At first glance, generic substitution sounds like a win: cheaper drugs, lower copays, more savings. But if the system is rigged so that PBMs profit from higher-priced generics, and pharmacies are paid too little to stock the cheapest ones, then patients don’t get the full benefit. They might get a generic - but not the best one. They might pay less at the counter - but the system is still bloated.

True savings come from using the lowest-cost, clinically appropriate drug. Not the one that makes the most money for a middleman. And until reimbursement structures are fixed, pharmacies won’t be able to fully deliver on the promise of generic substitution.

Why do pharmacies sometimes give me a more expensive generic?

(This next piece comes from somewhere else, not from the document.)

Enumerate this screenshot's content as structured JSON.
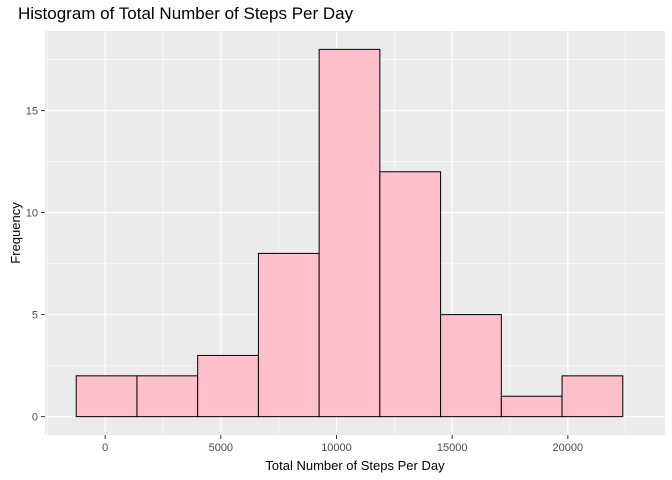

Pharmacies don’t usually choose the drug - the pharmacy benefit manager (PBM) does. PBMs set Maximum Allowable Cost (MAC) lists that tell pharmacies how much they’ll be reimbursed. Sometimes, the MAC for a slightly more expensive generic is higher than for the cheapest version. That means the pharmacy makes more profit on the pricier one. PBMs benefit too, because they can charge insurers more while paying pharmacies less - keeping the difference as profit. It’s called spread pricing, and it’s not always obvious to patients or even pharmacists.

Can I ask my pharmacist for the cheapest generic?

Yes, you can. Ask if there’s a lower-cost alternative in the same therapeutic class. Pharmacists can often override the PBM’s default choice if the prescribing doctor agrees. But they can’t always do it - some PBM contracts restrict what substitutions are allowed. Still, it’s worth asking. Many patients don’t realize they have this option.

Why are independent pharmacies closing?

Many independent pharmacies are losing money on generic prescriptions because reimbursement rates haven’t kept up with rising costs. Rent, staff, and compliance expenses have gone up, but MACs for generics have stayed flat or dropped. Some pharmacies lose $1 or more on each generic script they fill. That’s not sustainable. Over 3,000 independent pharmacies closed between 2018 and 2022. Consolidation is pushing more business to big chains and mail-order services, which can negotiate better terms with PBMs.

Do PBMs really make money from generics?

Yes. PBMs profit through spread pricing - charging insurers more than they pay pharmacies for the same drug. For example, if a pharmacy pays $2 for a generic and the PBM pays the pharmacy $4.50 but charges the insurer $7.00, the PBM keeps $2.50. This spread can be even higher when PBMs favor slightly more expensive generics. Studies show some generics are priced 20 times higher than their cheapest alternatives, not because they’re better, but because they maximize PBM profits.

Will transparency fix this problem?

Transparency is the first step. If pharmacies and insurers can see exactly what PBMs are charging, they can push back. Some states now require PBMs to disclose MAC lists. The Inflation Reduction Act is starting to force Medicare to reveal pricing data. Experts believe that if this transparency spreads to commercial insurance, average drug prices could drop 5% to 15% by 2031. But it won’t fix everything - PBMs still control the system. Real change needs new rules, not just more information.